只不過,SciPy 的 spatial 模組跟 3D 建模有關係還可以理解,NumPy 跟 3D 建模又有什麼直接關係呢?當然有關係,3D 建模本身常涉及大量點、線、面資料的處理,CadQuery 底層會基於 NumPy,是可以想像的,不過就使用者層面,可能還是覺得不太會直接運用到 NumPy?
實作 Matrix3D
那就來實作個轉換矩陣吧!因為 CadQuery 雖然有個 Matrix 類別,不過功能有限,而且主要用於處理一些底層的 Open CASCADE 物件,我希望的是,有個通用的轉換矩陣,可以直接處理頂點或向量。
NumPy 陣列本身可以作為陣列來使用,而且實作了 @(Python 3.5 新增,對應的特殊方法是 __matmul__),可用於矩陣相乘:
>>> import numpy
>>> a = numpy.array([
... [1, 2],
... [3, 4]
... ])
>>> b = numpy.array([
... [5, 6],
... [7, 8]
... ])
>>> a @ b # 矩陣相乘
array([[19, 22],
[43, 50]])
>>> a * b # 逐元素相乘
array([[ 5, 12],
[21, 32]])
>>>
記得別錯用了 * 運算,那是用於逐元素相乘。
雖然直接使用 NumPy 的 ndarray 來操作也是可以,不過,將之封裝會是更好的作法:
import numpy
from math import cos, sin, radians
class Matrix3D:
def __init__(self, m):
# self.wrapped 是包裹的 numpy.ndarray 實例
if isinstance(m, numpy.ndarray):
self.wrapped = m
else:
self.wrapped = numpy.array(m)
# Post-Multiplication (Right-Multiplication)

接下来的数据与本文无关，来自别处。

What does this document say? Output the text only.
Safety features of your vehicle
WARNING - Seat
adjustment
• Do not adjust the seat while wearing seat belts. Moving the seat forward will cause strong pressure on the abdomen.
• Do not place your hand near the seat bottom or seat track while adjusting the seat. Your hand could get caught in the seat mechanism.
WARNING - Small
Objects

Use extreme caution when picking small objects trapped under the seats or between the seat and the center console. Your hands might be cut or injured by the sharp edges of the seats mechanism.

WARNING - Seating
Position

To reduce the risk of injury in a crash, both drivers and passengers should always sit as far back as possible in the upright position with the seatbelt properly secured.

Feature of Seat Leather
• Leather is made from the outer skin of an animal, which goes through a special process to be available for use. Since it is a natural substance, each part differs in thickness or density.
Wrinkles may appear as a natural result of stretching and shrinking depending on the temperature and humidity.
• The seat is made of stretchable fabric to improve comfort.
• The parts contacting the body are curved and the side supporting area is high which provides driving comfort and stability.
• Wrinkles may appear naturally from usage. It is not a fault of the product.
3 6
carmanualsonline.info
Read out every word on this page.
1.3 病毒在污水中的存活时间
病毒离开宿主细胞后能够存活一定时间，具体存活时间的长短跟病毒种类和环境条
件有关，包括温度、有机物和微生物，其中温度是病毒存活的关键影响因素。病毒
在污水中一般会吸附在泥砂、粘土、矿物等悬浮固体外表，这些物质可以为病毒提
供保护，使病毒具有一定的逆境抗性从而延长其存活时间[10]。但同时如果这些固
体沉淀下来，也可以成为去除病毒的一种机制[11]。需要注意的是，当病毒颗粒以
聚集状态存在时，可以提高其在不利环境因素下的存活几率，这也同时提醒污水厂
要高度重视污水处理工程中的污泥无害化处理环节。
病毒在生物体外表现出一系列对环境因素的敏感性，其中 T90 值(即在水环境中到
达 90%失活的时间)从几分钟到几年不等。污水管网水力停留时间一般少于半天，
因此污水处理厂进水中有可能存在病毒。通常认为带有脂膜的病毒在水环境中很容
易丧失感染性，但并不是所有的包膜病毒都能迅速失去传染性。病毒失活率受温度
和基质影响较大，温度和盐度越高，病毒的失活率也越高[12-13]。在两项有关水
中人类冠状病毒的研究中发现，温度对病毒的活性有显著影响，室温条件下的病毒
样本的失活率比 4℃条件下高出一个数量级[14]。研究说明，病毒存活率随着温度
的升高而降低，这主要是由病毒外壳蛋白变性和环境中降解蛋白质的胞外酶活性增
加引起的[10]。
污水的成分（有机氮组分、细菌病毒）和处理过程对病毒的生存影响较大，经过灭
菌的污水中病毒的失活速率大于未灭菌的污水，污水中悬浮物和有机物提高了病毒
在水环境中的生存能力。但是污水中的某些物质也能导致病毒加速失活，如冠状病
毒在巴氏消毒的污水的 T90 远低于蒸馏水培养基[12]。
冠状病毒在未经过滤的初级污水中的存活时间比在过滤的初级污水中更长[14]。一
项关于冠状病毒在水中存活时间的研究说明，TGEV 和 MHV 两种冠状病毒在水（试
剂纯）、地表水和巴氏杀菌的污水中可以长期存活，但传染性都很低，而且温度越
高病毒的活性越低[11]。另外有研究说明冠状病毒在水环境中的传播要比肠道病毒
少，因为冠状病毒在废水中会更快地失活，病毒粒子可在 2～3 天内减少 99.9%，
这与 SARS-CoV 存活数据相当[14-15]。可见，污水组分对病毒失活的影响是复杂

def __matmul__(self, that):
return Matrix3D(self.wrapped @ that.wrapped)
def transform(self, v):
vt = (v.x, v.y, v.z, 1) if isinstance(v, Vector) else v + (1,)
return tuple((self.wrapped @ vt)[:-1])
這邊實作了 __matmul__,為了撰寫矩陣相乘時,看來像個數學公式,採用了後乘(Post-Multiplication);transform 方法會根據目前轉換矩陣的定義,將一個指定的點或向量進行線性轉換。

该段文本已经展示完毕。